Your daily blow-dry (and/or time with the curling iron or straightener) can be a major source of damage, but the fix is super easy. All you have to do is mist damp hair with a heat protectant before you reach for any of your tools; this is the best way to protect it from the damage caused by the high temperature of the direct heat, says Ford. One to try: TRESemmé Thermal Creations Heat Tamer ($5; ulta.com). And, easier said than done, but the less often you rely on your hot tools, the better.

Again, another simple fix, but one that many people fail to do. “Make a habit of pre-booking your haircut appointment for every six weeks. This will keep you on track to maintain healthy ends and prevent breakage and split ends,” says Ford. Split ends may seem innocuous, but not only can they make your hair look damaged and frizzy, if they travel further up the hair shaft they can cause more serious damage. Set a reminder in your phone, pre-book when you’re at the salon, do what you have to do, but make regular trims a non-negotiable habit.

Breaking news: It’s not just for your skin. UV rays can both dry out your hair and cause color fading. Ford says the best defense is to wear a hat whenever you’re in the sun; you can also try a sun-protective leave-in spray. She likes Aveda Sun Care Protective Hair Veil (spritz it on dry hair) ($33; aveda.com). It will both help shield your hair from the sun, as well as act as a protective coating to help prevent drying and potentially damaging saltwater or chlorine-laden pool water from seeping into your strands.
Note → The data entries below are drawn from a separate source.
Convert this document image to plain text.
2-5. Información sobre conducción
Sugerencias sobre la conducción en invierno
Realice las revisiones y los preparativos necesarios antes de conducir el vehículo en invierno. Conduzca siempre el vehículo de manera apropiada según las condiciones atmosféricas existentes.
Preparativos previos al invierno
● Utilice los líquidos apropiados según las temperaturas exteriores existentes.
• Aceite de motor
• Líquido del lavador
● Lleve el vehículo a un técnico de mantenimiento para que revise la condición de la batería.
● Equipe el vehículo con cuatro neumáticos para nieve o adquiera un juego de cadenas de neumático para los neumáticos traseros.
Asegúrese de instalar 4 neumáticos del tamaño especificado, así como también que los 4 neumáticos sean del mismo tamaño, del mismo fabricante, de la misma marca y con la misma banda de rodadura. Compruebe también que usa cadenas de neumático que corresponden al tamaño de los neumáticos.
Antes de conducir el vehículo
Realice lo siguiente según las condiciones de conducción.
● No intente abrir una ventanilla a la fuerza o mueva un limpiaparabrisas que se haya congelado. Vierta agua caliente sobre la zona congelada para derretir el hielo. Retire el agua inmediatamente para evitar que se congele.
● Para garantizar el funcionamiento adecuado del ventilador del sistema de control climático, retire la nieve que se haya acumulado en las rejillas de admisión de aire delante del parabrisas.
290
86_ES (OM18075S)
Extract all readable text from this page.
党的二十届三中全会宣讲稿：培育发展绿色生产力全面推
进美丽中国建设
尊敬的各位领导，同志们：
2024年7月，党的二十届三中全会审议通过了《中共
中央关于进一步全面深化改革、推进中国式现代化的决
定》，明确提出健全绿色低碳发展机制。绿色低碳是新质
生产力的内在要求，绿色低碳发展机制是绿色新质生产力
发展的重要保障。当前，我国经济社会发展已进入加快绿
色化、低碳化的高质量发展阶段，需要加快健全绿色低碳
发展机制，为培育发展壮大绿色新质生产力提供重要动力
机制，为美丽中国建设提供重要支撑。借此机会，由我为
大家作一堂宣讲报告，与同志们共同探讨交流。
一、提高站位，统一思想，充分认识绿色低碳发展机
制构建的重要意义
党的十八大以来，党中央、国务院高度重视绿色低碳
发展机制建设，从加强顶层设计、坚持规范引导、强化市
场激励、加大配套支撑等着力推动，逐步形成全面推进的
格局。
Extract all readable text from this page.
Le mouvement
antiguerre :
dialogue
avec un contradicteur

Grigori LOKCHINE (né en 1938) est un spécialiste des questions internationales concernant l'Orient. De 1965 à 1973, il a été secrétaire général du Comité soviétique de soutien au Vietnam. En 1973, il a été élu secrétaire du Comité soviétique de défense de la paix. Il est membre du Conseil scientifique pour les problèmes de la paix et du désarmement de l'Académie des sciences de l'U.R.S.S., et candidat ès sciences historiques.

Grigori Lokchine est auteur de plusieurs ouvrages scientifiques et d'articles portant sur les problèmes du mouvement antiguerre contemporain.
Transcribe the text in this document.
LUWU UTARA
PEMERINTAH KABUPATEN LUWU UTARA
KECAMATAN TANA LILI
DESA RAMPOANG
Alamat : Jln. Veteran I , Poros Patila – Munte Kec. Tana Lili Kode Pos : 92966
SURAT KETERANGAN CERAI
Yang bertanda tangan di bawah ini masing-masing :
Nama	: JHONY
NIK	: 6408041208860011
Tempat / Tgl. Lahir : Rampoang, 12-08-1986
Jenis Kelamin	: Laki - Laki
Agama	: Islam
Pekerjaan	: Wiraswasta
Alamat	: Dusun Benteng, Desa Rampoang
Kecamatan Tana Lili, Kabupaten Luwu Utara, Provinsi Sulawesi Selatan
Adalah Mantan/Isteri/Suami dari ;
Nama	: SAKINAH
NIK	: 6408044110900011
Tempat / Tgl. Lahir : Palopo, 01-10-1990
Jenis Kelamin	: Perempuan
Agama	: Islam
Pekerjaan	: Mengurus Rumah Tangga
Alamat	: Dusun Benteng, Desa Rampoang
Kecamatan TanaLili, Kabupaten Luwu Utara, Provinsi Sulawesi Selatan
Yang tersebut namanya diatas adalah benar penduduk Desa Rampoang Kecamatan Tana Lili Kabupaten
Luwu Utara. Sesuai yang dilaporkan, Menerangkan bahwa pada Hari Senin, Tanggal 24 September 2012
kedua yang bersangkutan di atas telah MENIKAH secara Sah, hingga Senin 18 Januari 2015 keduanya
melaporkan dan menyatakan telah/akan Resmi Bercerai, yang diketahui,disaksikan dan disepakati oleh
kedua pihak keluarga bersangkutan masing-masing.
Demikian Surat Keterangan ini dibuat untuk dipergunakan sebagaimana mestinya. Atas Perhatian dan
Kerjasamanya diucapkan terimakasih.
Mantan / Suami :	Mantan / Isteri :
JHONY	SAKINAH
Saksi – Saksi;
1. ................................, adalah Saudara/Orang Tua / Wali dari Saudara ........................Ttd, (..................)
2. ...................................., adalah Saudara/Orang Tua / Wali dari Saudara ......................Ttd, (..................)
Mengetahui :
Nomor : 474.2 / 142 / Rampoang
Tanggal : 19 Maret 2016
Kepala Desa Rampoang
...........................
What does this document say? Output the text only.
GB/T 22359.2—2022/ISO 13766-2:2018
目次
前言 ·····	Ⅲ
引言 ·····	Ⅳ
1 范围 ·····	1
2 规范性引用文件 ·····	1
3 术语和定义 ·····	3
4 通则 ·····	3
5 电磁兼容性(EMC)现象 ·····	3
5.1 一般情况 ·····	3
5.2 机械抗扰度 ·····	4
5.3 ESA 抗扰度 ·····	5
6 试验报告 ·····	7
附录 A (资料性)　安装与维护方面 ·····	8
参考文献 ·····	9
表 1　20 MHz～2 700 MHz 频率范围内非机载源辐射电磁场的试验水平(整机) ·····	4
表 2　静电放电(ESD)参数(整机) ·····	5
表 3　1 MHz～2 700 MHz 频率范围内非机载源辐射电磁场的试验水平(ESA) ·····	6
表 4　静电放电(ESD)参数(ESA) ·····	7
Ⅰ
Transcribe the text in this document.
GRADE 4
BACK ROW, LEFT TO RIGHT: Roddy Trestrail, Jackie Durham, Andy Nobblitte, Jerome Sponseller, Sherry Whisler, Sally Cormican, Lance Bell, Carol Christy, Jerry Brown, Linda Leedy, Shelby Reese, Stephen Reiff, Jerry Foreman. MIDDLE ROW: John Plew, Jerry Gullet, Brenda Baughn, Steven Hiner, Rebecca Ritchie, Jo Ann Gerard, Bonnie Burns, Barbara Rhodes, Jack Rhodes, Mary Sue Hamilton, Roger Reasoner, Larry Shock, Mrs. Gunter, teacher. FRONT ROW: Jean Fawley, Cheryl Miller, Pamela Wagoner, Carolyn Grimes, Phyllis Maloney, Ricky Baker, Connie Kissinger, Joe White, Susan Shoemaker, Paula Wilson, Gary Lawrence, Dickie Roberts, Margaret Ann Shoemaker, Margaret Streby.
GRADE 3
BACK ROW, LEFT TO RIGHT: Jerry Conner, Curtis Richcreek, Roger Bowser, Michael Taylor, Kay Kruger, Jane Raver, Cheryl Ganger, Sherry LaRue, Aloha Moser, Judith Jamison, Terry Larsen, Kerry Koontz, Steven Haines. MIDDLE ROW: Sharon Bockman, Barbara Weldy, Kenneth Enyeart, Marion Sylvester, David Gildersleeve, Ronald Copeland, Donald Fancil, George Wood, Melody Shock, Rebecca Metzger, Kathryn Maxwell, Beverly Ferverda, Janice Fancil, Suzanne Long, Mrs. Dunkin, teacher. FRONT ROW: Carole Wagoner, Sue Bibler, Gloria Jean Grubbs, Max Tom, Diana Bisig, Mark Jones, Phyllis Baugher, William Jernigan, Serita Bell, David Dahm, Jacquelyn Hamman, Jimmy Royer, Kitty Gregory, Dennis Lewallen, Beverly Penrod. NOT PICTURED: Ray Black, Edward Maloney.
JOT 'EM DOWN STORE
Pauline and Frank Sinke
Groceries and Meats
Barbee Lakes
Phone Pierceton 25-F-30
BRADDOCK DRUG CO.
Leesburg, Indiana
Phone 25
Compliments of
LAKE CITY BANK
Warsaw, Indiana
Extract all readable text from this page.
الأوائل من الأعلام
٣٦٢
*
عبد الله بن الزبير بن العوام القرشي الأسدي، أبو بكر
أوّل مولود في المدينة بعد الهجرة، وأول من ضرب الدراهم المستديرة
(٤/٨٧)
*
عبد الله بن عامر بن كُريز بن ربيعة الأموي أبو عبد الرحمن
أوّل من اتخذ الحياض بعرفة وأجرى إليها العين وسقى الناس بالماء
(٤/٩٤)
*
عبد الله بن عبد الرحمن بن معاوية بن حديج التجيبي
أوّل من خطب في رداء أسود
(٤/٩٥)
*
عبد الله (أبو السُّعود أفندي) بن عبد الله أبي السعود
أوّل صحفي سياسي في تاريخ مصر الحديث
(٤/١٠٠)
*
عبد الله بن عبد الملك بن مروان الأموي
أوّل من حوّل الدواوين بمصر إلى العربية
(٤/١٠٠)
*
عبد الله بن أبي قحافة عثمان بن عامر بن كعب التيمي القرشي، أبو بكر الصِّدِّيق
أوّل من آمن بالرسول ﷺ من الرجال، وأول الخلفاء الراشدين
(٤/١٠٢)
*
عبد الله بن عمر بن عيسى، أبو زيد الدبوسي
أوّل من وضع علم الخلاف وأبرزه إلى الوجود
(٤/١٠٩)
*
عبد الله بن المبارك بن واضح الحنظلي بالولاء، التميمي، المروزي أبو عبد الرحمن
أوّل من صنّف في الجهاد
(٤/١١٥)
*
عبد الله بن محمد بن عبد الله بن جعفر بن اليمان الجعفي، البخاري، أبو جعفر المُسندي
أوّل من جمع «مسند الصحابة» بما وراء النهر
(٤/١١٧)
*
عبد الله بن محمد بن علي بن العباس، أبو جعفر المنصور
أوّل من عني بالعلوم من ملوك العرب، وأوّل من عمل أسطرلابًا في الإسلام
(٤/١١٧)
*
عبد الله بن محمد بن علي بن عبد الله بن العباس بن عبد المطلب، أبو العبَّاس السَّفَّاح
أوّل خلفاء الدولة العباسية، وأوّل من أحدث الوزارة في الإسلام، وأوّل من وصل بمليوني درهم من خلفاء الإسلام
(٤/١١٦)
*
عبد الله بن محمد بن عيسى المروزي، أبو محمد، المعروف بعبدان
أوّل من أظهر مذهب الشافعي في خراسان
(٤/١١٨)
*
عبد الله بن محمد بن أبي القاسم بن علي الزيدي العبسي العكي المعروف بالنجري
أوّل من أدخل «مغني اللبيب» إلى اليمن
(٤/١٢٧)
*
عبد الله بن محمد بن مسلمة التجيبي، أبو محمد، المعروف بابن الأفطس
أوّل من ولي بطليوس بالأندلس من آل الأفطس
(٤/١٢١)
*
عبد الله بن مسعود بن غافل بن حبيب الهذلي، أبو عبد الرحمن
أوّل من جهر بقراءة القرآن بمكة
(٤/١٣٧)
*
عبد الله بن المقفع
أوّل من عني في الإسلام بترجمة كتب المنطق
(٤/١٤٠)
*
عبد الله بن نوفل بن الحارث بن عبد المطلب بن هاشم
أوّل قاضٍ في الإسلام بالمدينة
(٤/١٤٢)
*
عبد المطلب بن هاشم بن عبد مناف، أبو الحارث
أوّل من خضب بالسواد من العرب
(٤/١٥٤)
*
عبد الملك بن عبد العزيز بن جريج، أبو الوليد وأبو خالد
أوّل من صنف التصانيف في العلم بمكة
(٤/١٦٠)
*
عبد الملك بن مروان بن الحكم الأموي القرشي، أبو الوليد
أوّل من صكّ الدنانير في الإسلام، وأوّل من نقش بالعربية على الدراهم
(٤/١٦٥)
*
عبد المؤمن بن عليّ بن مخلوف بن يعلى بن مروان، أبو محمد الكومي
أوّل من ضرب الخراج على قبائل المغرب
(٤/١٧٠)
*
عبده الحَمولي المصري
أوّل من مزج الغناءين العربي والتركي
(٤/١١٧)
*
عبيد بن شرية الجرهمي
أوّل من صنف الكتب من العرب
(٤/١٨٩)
Overzealous, improper hair brushing is a very sneaky source of mechanical damage…and something we may be doing daily without even realizing it. A few important brushing rules to follow. One, start by brushing your hair from the bottom, down. If you start at the roots and brush downward, you end up pushing any knots to the ends and can wind up with one huge snarl at the very part of the hair that’s already the most fragile and prone to breakage. Starting at the ends and working your way up eliminates this risk. Two, brush your hair before you shower, since the act of shampooing can potentially cause more tangles. And finally, post-washing, make sure to spray on a detangling spray or leave-in conditioner before brushing; this will give the hair some slip and minimize how much you need to pull and yank to eliminate knots. We can’t get enough of the multi-tasking Odele Leave-In Detangling Tonic ($11; target.com), a clean, affordable formula, that not only detangles, but also hydrates and protects hair from heat and pollution.